Кирилл, верно, промолчал бы, но, разглядев боевые Гришкины ссадины, изумленно распахнул рот. То есть видел он Гришку и раньше битым да помятым, но сегодня картина была особенно впечатляющей.
— Ключ потерял, — шепотом признался он. — А родители на даче. Сижу вот, жду.
— И сколько ждать?
— Не знаю. Наверное, допоздна.
— Нормально! — Гриша покачал головой, и правый висок тут же откликнулся тупой болью. — А искать не пробовал? Ключ-то свой?
— Там мальчишки все истоптали, не найдешь, — Кирилл опустил взор. Чего-то он явно не договаривал. Гриша по старой привычке ущипнул себя за подбородок и немедленно ойкнул, зацепив ссадину. Зато пришла и догадка.
— Вы что, тоже подрались?
Кирилл промолчал, но Гриша без того понял, что попал в яблочко. То есть не подрались, конечно, — кого мог такой цыпленок обидеть? Скорее уж, самого обидели. Покатали в снегу и тем же снегом накормили. Вот и потерял ключ, бедолага.
— Ничего хоть не забрали?
Кирилл качнул острыми плечиками, — понимай, мол, как хочешь. Гриша вздохнул и вдруг понял, что заплывшими своими глазами, точно в художественном прищуре, видит не Кирюшу, а самого себя. Его даже дрожью пробрало. Ну да! Таким же забитым он и был когда-то. Еще совсем недавно. А в начальных классах и вовсе ничем от Кирилла не отличался. Пугливый худенький невидимка. Всегда в углу и у стен, всегда озирающийся и где-нибудь в стороне. Существо, мимо которого положено проходить молча.
Гриша протянул руку.
— Пошли-ка, друган, со мной. А что? Чаю попьем, в солдатиков поиграем.

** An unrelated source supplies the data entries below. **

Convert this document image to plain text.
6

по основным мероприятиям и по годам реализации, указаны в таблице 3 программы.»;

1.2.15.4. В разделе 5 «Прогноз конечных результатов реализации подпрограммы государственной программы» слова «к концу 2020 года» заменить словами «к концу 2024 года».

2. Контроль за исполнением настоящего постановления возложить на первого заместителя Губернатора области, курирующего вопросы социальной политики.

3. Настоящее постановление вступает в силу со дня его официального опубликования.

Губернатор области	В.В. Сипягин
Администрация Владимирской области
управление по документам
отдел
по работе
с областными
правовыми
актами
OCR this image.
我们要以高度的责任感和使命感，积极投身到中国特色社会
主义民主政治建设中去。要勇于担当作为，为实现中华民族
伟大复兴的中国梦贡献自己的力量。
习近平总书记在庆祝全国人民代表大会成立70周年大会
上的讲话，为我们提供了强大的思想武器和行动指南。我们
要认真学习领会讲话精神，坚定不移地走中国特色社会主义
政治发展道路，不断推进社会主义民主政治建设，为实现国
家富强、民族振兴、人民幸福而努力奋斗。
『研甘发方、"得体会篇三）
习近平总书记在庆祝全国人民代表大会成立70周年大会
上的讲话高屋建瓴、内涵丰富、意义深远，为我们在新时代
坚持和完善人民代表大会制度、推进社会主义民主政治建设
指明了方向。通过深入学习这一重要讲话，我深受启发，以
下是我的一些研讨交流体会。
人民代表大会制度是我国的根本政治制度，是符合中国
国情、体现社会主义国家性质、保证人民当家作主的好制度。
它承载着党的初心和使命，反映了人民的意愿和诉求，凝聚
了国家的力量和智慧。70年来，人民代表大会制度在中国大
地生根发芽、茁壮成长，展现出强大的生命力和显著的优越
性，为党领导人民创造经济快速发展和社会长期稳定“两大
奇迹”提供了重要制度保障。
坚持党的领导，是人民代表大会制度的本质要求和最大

На лице маленького Кирюши отразилась смесь изумления с испугом.
— Да ты не бойся, я здесь живу — всего-то этажом выше.
— Я знаю, — тем же шепотом отозвался сосед.

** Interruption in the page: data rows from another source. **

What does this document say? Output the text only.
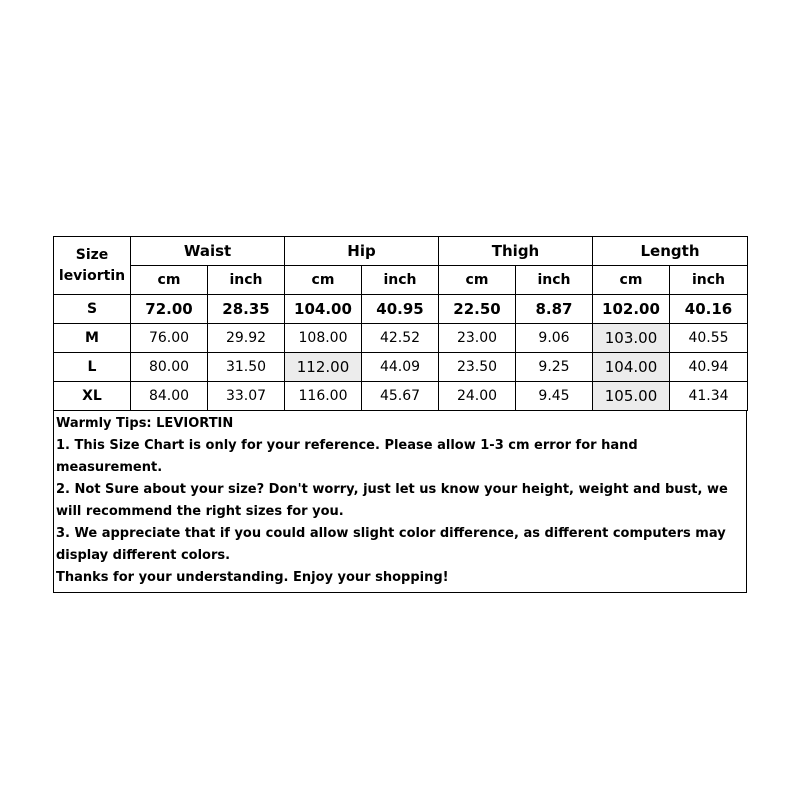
Size
leviortin	Waist		Hip		Thigh		Length	
	cm	inch	cm	inch	cm	inch	cm	inch
S	72.00	28.35	104.00	40.95	22.50	8.87	102.00	40.16
M	76.00	29.92	108.00	42.52	23.00	9.06	103.00	40.55
L	80.00	31.50	112.00	44.09	23.50	9.25	104.00	40.94
XL	84.00	33.07	116.00	45.67	24.00	9.45	105.00	41.34
Warmly Tips: LEVIORTIN
1. This Size Chart is only for your reference. Please allow 1-3 cm error for hand measurement.
2. Not Sure about your size? Don't worry, just let us know your height, weight and bust, we will recommend the right sizes for you.
3. We appreciate that if you could allow slight color difference, as different computers may display different colors.
Thanks for your understanding. Enjoy your shopping!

— Вот и пойдем. Можем книжки почитать. У меня одна интересная есть — со стихами. Друг недавно подарил.
— Я люблю стихи, — признался Кирилл. — Особенно веселые.
— Во! — обрадовался Гриша. — Там как раз веселые. Тебе понравятся! А то родители твои — когда еще придут. Просидишь здесь до вечера, с голоду помрешь.
Кирилл послушно вложил ладонь в руку подростка. Гриша осторожно сжал тонкие пальцы и молча удивился своей неожиданной взрослости. А ведь совсем недавно у него были такие же крохотные ручонки и точно так же, по-воробьиному, колотилось сердце.
— Обидчиков-то своих знаешь?
Разумеется, Кирилл промолчал, но Гриша и не ждал ответа.
— Ничего, научу паре приемов, — пообещал он. — В следующий раз будут, как мячики, отскакивать.
Ботинки Кирюши застучали увереннее. Или Грише это показалось?
Он осторожно скосил глаза в сторону соседа. Да нет, не показалось. Мальчишечка улыбался. Доверчиво и неумело…
Гришка со вздохом потер ноющую грудь. Ничего! Искусству улыбаться люди тоже учатся постепенно. Это он знал уже доподлинно.